Remember - I am not defending the current abuse of earmarking in general, nor am I endorsing the specific - and truly ridiculous - "bridge to nowhere" projects that have come from earmarking. I've seen up close the abuse of this system when I worked on the Appropriations Committee and there is absolutely no doubt that the system that is supposed to provide some checks on earmarking has clearly broken down, and needs a fix.

But we shouldn't let the out of control abuse of earmarking by the GOP to become an excuse to pursue a truly dangerous goal of handing over more power to the executive branch. We cannot forget that earmarking as a concept is both value neutral and inherently political.
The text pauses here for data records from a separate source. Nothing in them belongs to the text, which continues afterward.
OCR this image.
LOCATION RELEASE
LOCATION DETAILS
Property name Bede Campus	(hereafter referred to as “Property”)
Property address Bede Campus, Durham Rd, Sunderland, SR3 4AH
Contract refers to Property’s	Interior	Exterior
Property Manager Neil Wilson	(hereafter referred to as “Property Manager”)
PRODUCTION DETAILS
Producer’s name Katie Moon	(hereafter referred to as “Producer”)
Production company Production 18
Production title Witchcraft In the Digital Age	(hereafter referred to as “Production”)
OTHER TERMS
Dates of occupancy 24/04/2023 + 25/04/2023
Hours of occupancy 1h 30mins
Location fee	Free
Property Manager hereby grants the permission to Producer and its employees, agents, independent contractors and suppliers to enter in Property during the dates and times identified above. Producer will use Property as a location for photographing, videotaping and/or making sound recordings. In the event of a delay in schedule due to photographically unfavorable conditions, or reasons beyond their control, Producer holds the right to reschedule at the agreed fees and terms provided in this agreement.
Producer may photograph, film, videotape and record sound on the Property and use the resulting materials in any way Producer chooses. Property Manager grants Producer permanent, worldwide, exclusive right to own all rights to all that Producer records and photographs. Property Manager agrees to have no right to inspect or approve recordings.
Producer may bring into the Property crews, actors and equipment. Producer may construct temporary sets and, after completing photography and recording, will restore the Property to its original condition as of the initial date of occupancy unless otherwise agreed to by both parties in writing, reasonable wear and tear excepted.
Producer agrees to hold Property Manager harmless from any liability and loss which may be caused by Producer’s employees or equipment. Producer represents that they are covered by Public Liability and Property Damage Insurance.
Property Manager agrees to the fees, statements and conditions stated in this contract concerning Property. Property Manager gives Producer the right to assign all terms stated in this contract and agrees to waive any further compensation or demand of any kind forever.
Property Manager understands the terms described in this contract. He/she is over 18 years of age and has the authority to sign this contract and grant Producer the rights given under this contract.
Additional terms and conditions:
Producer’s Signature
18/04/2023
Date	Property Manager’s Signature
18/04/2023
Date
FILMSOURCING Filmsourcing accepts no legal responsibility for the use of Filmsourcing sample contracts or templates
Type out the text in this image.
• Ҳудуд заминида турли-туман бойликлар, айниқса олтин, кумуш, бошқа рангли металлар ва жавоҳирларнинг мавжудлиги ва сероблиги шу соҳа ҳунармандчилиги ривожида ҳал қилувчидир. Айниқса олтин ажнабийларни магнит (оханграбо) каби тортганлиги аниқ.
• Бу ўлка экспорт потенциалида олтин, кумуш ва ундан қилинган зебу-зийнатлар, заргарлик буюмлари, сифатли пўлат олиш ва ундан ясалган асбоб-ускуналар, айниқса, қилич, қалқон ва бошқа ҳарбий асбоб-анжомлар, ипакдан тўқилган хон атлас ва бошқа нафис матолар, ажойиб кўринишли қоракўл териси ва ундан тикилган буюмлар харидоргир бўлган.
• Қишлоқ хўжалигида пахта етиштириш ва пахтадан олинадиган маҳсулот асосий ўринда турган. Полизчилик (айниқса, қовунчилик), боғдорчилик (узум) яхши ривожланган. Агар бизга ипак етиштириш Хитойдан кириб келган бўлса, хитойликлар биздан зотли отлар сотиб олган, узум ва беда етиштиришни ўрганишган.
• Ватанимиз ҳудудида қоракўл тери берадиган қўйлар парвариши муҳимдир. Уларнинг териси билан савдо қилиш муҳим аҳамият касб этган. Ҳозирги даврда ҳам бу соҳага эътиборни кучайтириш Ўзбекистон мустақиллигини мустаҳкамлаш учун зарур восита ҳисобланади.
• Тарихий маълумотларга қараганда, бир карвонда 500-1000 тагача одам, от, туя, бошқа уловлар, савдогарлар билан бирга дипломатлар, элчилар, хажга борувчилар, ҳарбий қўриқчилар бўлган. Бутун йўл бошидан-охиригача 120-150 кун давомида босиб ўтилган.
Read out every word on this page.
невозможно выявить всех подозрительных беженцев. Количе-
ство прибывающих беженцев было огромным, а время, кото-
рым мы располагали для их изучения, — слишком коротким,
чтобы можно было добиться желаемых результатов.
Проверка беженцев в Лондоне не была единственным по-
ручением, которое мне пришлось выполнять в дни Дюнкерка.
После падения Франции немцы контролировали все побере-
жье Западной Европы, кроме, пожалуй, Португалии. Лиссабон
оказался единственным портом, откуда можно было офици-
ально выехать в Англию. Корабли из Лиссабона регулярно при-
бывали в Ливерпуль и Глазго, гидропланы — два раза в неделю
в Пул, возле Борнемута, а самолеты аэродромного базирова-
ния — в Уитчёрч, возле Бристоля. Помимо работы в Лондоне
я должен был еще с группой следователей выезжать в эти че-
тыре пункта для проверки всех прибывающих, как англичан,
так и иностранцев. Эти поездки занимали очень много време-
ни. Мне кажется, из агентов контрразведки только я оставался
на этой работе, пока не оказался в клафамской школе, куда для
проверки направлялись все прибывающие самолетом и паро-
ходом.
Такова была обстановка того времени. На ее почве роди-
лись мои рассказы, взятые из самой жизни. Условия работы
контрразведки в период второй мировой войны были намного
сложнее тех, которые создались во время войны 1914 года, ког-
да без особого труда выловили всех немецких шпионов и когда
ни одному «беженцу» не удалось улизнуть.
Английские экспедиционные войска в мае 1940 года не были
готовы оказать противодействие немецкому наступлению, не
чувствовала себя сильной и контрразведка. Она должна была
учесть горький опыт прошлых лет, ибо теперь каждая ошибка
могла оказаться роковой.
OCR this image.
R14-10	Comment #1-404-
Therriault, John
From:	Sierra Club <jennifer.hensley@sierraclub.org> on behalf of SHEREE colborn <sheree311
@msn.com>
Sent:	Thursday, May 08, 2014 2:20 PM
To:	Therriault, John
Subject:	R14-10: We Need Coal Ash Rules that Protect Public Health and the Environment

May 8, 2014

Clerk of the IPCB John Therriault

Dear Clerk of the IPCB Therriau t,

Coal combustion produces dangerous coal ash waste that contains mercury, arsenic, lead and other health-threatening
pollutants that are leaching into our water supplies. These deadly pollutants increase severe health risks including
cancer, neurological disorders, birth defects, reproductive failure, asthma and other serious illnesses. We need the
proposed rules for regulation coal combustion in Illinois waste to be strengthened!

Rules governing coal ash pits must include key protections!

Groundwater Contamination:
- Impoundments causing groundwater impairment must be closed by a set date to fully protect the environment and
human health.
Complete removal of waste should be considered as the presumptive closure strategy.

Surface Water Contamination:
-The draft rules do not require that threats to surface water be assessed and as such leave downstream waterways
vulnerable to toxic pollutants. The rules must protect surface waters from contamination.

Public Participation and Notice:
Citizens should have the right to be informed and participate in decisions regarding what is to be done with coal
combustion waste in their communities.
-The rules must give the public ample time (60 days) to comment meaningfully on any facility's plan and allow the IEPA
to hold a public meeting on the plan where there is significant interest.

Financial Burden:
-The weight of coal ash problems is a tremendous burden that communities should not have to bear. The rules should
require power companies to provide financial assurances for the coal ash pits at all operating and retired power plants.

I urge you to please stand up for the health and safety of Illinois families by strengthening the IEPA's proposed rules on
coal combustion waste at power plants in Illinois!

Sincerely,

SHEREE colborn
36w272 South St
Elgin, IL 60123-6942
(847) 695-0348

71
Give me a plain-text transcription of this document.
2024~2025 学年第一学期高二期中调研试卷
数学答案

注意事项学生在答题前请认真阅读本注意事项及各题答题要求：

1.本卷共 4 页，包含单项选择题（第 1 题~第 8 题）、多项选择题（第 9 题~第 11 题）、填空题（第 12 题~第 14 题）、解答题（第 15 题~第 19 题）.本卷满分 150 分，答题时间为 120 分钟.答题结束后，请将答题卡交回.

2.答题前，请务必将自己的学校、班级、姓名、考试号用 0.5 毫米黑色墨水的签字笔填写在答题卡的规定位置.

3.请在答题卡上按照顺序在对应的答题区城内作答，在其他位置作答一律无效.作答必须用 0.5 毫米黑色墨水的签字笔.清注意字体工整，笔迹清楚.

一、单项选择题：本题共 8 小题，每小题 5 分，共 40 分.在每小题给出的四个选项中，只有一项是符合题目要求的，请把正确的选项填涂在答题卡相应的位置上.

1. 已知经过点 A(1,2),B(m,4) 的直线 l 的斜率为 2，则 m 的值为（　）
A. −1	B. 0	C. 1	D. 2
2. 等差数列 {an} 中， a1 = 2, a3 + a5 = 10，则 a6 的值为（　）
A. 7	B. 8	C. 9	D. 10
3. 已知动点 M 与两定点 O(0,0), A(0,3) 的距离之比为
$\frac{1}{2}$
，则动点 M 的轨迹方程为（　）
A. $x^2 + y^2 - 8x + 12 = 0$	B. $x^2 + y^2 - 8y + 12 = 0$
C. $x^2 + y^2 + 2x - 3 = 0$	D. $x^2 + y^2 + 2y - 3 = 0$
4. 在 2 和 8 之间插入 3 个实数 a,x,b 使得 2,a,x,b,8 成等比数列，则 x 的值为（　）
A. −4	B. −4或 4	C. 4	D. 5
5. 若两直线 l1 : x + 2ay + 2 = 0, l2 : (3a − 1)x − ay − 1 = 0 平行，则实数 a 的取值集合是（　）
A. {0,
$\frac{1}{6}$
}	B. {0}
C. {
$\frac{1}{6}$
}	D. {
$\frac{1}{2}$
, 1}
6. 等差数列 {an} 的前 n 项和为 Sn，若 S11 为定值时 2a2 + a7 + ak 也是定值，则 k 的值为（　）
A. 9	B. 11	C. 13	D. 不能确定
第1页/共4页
The term is really just a euphemism for "deciding how money is spent." Making those decisions is why we have a government, and because our government is elected through a political process, those decisions are going to have politics surrounding them. The question is whether you have congressional earmarking whereby elected officials get to decide how money is spent, or you have executive branch earmarking whereby unelected appointees get to decide how money is spent? There is going to be politicization in both - the question is who should be vested with that political power?

As a small "d" democrat, I (like the Founding Fathers who gave Congress the power of the purse) would prefer elected officials to choose, especially if we can fix the system in pretty straightforward ways previously mentioned. Put those earmark reforms with a publicly financed system of elections that controls the pay-to-play nature of congressional politics these days, and we will have gone a long way to cleaning up Washington.